When I was little my favourite writer was Dr. Seuss. The silly rhyming stories were great for learning to read, and because of the rhyme you could soon learn them off by heart. We have almost every Dr. Seuss book there is, and the one I enjoyed reading to my kids the most was How the Grinch Stole Christmas. I just loved reading lines like, “Little Cindy-Lou Who, who was not more than two” and “Then he slithered and slunk, with a smile most unpleasant, Around the whole room, and he took every present!” It is thanks to Dr. Seuss that I love to write rhyming stories myself.

My kids have grown up in Scotland, and we discovered a great series of books by Aileen Paterson called the Maisie Books. Maisie is a clever little kitten who gets in trouble for speaking her mind. There are lots and lots of Maisie books, and the one I have chosen to show you is Maisie Goes to School. It was a great way for my daughter to learn what it would be like at school before she got there! We have also travelled to the Amazon, Japan, Paris and New York with Maisie, and she always has fantastic adventures.

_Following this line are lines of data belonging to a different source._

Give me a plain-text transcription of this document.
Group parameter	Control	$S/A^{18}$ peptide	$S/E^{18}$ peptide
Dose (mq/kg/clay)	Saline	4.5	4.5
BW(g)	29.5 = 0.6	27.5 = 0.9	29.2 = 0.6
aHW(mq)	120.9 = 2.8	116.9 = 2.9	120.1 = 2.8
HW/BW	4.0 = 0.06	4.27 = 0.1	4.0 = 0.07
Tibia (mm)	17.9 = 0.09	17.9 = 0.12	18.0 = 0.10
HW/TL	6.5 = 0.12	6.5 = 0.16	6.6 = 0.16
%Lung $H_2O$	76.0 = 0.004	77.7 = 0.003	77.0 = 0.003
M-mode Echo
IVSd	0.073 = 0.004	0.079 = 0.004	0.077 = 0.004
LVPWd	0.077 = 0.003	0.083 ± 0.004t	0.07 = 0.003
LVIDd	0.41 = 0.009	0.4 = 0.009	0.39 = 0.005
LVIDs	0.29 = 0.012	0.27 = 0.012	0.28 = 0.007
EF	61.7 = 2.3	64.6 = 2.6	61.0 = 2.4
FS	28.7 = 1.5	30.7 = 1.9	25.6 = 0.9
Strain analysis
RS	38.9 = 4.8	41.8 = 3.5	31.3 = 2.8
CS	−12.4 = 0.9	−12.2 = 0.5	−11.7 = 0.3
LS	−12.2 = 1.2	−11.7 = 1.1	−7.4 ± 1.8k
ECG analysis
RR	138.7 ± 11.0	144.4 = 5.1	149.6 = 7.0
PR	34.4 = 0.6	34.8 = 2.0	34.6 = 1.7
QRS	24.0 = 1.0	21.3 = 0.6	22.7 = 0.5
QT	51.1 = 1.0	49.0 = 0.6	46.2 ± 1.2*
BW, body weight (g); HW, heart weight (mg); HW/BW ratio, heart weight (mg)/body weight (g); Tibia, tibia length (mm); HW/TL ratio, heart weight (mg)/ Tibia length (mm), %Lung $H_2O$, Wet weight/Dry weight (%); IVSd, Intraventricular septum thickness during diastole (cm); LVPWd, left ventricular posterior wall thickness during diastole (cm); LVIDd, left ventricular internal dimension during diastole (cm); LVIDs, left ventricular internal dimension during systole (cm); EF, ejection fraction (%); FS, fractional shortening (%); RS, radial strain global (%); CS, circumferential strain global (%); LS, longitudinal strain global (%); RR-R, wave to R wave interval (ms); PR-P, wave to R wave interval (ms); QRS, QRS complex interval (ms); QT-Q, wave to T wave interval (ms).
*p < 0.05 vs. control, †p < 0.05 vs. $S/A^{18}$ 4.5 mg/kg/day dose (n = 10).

The last picture book I want to show you is Blue Rabbit and Friends by Chris Wormell. As you can see, the illustrations are very striking, with bold colour and strong black outlines. The story is very funny, with all the friends living in houses that are completely wrong for them. Bear lives in a pool of water, rabbit lives in a dark cave, goose lives in a kennel and dog has a burrow. They are all unhappy in their homes, and it takes them a while to figure out that they need to swap! But instead of moving into the burrow, blue rabbit sets off on his bicycle for an adventure. Chris Wormell is a very talented artist who does lots of different types of work (not just children’s books). His style is very distinctive and I just love it!

I hope you’ve enjoyed reading about my favourite picture books. Let me know which books are special to you!